Right now one of my favorite fabrics in the shirting category is Kaufman’s Pinpoint Oxford, which is the fabric we used for the shirt in this photo. It has a lovely, subtle sheen and hand that are very elegant.
And then, of course, there’s always linen. My favorite source for inexpensive linen is Gray Line Linen in New York. Sadly, their website is awful–to the point of being useless (I feel like I’ve said that before)–but they do sell on-line and via the phone. And they have loads of colors and weights. Try the handkerchief linen. Or try one of these darling printed Japanese linens from Miss Matatabi. I’m really obsessed with the Nani Iro border prints because I think it would be fun to engineer part of your shirt to be printed with a grid or spray of flowers while the rest of the shirt is completely different. It must be the appeal of the wabi-sabi. Several of you have told me that Kaufman’s Essex yarn-dye, a linen/cotton blend that comes in an enviable array of colors and now also in metallics, just gets softer with every wash. I haven’t tried it myself yet, but my sources are reliable!
I also mentioned plaid and tartan, so here are a few options I really like. The first two are from Kaufman. The last one is that double gauze I mentioned. You might want to look at flannel for lots of choices in this area.
And don’t forget denim and chambray! It’s not always easy to find good options in this category, but I’ve consistently liked what Robert Kaufman is doing here.
One of my absolute favorites is Kaufman’s Cotton Linen Chambray, which makes an amazing denim shirt. We used it for the sample below, and I also sewed it for myself about three times while I was writing this pattern and instructions, so I wear it All. The. Time. I swear, it’s become my uniform. I’m wearing one as I type this!

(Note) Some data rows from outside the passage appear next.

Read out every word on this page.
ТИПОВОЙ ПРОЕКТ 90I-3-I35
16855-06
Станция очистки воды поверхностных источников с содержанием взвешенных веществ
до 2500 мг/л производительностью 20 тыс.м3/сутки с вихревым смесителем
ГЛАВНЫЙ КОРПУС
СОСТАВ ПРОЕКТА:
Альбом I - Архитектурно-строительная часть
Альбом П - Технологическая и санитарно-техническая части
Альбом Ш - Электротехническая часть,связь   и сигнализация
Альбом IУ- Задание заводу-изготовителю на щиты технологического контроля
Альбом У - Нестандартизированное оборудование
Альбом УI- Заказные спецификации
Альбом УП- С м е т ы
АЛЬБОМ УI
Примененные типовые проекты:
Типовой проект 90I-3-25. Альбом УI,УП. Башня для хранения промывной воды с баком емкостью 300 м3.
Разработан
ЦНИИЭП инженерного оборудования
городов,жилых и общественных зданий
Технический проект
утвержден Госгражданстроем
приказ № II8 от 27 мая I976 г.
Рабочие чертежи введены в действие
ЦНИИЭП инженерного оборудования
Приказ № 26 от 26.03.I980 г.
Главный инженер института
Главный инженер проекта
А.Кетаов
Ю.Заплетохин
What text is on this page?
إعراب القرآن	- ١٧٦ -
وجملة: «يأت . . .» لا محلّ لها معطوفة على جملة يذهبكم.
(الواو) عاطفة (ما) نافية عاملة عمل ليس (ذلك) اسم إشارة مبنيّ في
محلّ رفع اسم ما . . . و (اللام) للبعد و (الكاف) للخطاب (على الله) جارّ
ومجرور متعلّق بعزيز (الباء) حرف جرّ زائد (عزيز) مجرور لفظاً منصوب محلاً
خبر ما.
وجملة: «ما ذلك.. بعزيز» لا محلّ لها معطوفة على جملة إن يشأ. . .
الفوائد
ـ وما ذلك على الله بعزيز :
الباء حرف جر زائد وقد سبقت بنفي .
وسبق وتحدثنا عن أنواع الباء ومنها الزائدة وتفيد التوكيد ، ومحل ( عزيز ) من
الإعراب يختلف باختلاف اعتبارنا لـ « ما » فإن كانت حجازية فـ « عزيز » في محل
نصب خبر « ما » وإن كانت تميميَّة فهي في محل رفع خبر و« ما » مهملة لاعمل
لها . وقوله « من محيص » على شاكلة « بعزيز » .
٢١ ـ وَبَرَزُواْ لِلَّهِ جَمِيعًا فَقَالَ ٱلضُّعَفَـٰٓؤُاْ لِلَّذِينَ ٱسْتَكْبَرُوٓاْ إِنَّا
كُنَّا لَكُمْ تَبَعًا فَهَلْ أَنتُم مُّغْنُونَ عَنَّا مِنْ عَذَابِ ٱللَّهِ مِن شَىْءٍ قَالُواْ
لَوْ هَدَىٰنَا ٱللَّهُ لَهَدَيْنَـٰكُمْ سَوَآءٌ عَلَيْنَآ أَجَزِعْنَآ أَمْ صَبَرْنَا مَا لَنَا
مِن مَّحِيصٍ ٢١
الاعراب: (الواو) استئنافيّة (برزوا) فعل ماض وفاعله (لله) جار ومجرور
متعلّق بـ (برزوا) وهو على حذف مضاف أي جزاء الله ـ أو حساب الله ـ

And then, or course, there’s silk. Because what could be more luxurious than a fancy silk shirt? I like crepe de chine and sandwashed silk for shirts because they have less of an overt shine to them and, instead, more of a subtle luster. I like a silk with a slightly sueded hand so it’s really soft to the touch. If you’re patient and willing to touch everything in the shop, you can sometimes fine really luxurious multi-ply examples of silk that make amazing shirts. This is not something I’d be willing to buy on-line, however. Go fabric shopping on your next big-city adventure for this one and, like I said, be patient. I’m also willing to go a little sheer with some silk shirts. Worn with a pretty bra or camisole it can be very elegant. (And then pair it with ripped jeans so it’s not too fancy….)
We still haven’t covered solids! Well, we actually have because most of the fabric substrates above include solid options: shirtings, silk, voile, lawn, linen, double gauze all come in a wide range of colors and textures to suit almost any need. But you have lots more choices, too. What about lightweight twill? Maybe poplin or broadcloth for a really crisp safari shirt? Look for fiber blends, too: Tencel might be a nice option, or something with a little stretch. I picked some really bright colors just to remind you that you have lots of choices.
And I have a few more fabric suggestions I didn’t cover but that you might want to consider. Seersucker would be wonderful for summer and for texture. Quilting cottons come in a huge range of colors and prints. And Swiss dot is a little dressy and sheer with lots of great texture.
What else would you add to this list? And what are you going to sew first?